The first mention of Samuel's name in the records of Virginia does not occur until 4 Oct 1640. On that date "Sir Francis Wyatt grants to Samuel Davis 100 acres on a branch of Pagan Creek, adjoining Nathaniel Floyd", in Isle of Wight County. On 22 April 1668, after his father's death, Samuel Davis II, of Albemarle County, Carolina, deeded this tract to his brother, John Davis of Isle of Wight County, Virginia. On 15 June 1642, he purchased another 100 acres in Isle of Wight County from William Strange(*). In the same month, Isle of Wight County was divided into two parishes, the Upper and the Lower. The boundary between the two parishes was made at Sam Davis' second plantation on Lawne's Creek. This tract was sold by Samuel Davis II, to John Bond on 12 May 1668. (*)There is a conflict between two sources as to the name of the man from whom Samuel Davis I, purchased this tract. Boddie, in his book Seventeenth Century Isle of Wight County, Virginia, states the man's name to be "William Stringer"; while Winslow in her book, History of Perquimans County, North Carolina, gives the name as "William Strange". One of the other passengers listed in the group that arrived at the Virginia Colony aboard the Paule in July, 1635 with "Samvell Davies" and his brothers was "William Strange". This discrepancy will not be resolved until further research or perhaps examination of the original document can be made.
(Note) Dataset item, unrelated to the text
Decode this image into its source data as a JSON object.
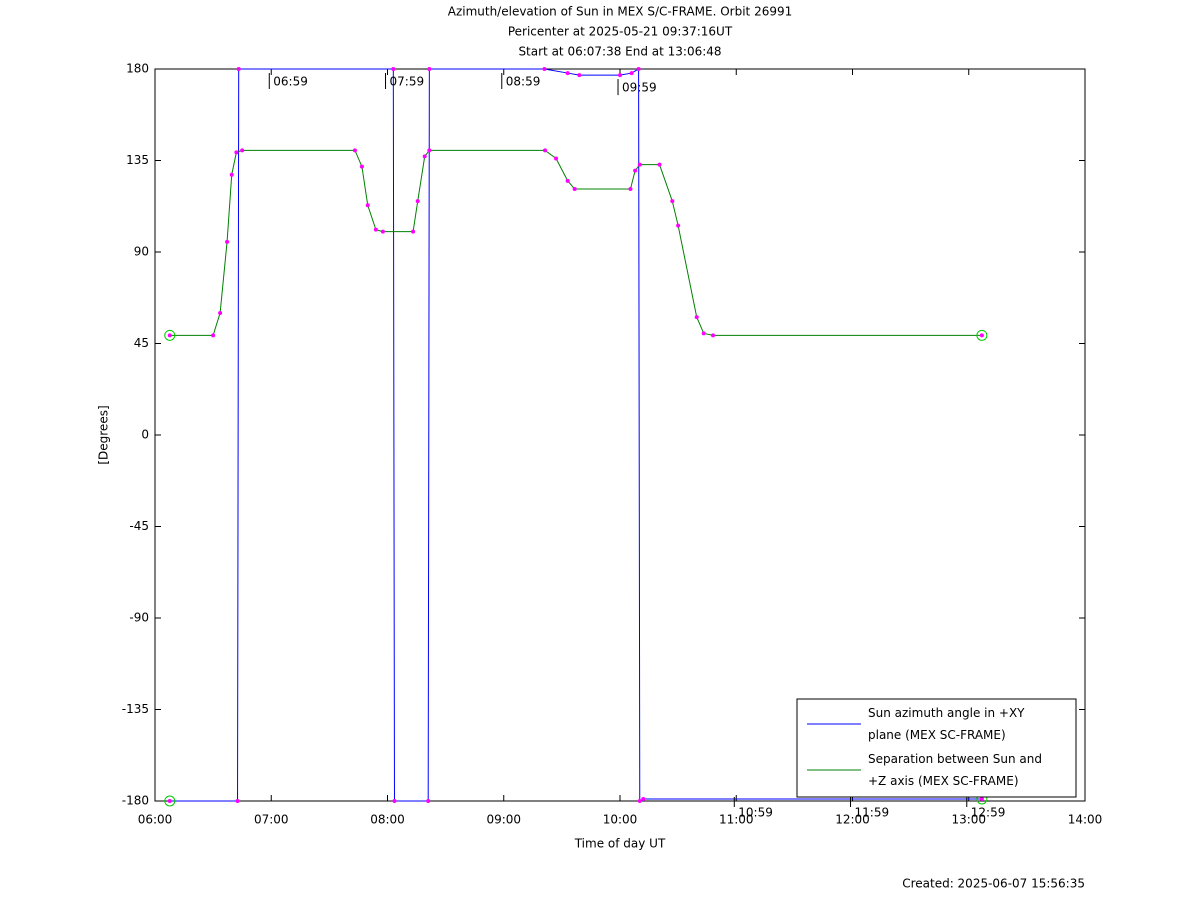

Neither a will, nor an inventory of his estate, nor any other document detailing the division of the estate of Samuel Davis I, has been located, therefore two of his sons are linked to him by circumstantial evidence at present. Three sons lived on plantations which were very near to each other in the Lawnes Creek and Southwark Parishes of Isle of Wight and Surry Counties of Virginia. The eldest son, Samuel II, removed to the Carolina Colony in about 1660.